Maybe grown-ups know I know words like Hard-on from looking at me. “You got a smart mouth, little girl,” Mrs. Dillard back in Leechfield always said, narrowing her eyes at that pronouncement. And I said that a smart mouth was better than a dumb one anyday. Still, sometimes I think being smart just makes certain words go scooting through your head, leaving some bad-word vapor that a mean man can pick up on. In fact, maybe this man, now, who’s dragging down his zipper in slow motion, the little brass teeth unlocking before my eyes like the fangs of some sea monster, can hear that word Hard-on bouncing around inside my head. It invites him almost, draws him to me, actually draws on his dick like magnetism and makes it swell up inside the cloth of his pants.

I think of how the vampire couldn’t cross into the girl’s window unless she herself took the crucifix off that window and opened it to him, saying come on in. And still people did it, even when they didn’t mean to. They hung up those garlic ropes at bedtime. They looped the rosary around the window handles. They full well meant to shoo that evil away when it came flapping all liquid at the glass. But by the time the vampire actually floated
there in the creamy moonlight, the girl in the gauzy nightdress was so awestruck by his hunger—the sheer largeness of it—that she’d unloop all the stuff she’d fixed up to stave him off.
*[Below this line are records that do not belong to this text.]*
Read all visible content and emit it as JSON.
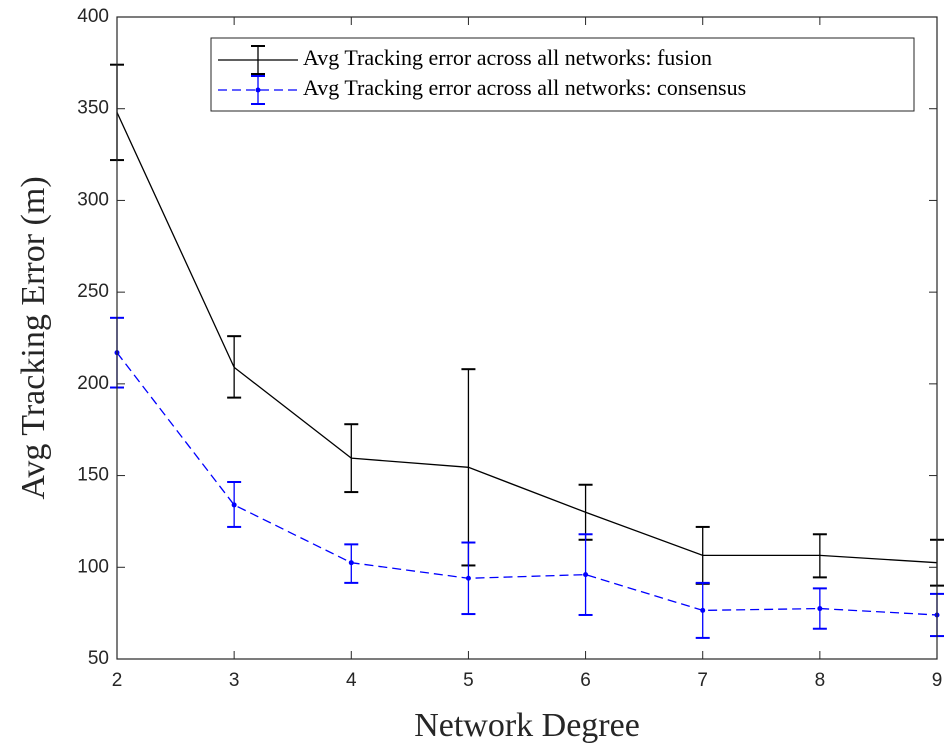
{
  "chart_data": {
    "type": "line",
    "xlabel": "Network Degree",
    "ylabel": "Avg Tracking Error (m)",
    "xlim": [
      2,
      9
    ],
    "ylim": [
      50,
      400
    ],
    "xticks": [
      "2",
      "3",
      "4",
      "5",
      "6",
      "7",
      "8",
      "9"
    ],
    "yticks": [
      "50",
      "100",
      "150",
      "200",
      "250",
      "300",
      "350",
      "400"
    ],
    "grid": false,
    "legend_position": "top-right",
    "x": [
      2,
      3,
      4,
      5,
      6,
      7,
      8,
      9
    ],
    "series": [
      {
        "name": "Avg Tracking error across all networks: fusion",
        "color": "#000000",
        "style": "solid",
        "marker": "none",
        "values": [
          348,
          209,
          159.5,
          154.5,
          130,
          106.5,
          106.5,
          102.5
        ],
        "err_low": [
          322,
          192.5,
          141,
          101,
          115,
          91,
          94.5,
          90
        ],
        "err_high": [
          374,
          226,
          178,
          208,
          145,
          122,
          118,
          115
        ]
      },
      {
        "name": "Avg Tracking error across all networks: consensus",
        "color": "#0000ff",
        "style": "dashed",
        "marker": "dot",
        "values": [
          217,
          134,
          102.5,
          94,
          96,
          76.5,
          77.5,
          74
        ],
        "err_low": [
          198,
          122,
          91.5,
          74.5,
          74,
          61.5,
          66.5,
          62.5
        ],
        "err_high": [
          236,
          146.5,
          112.5,
          113.5,
          118,
          91.5,
          88.5,
          85.5
        ]
      }
    ]
  }
}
The garlic ropes slipped from the brass handles, and the windows swung wide so the curtains billowed over them as he gathered her slender self up into his cape.

This whole scene is rushing through my head when my babysitter’s zipper hits bottom. His hand fishes into that zipper and farther, into the shadow of his shorts. The seriousness of that reaching keeps me even from breathing regular. I’m also afraid to make him mad somehow, and even more afraid that any move I make or any word I speak will seem like welcome. So I sit still and pretend not to be home inside myself. I worry worry worry though about what’s about to happen.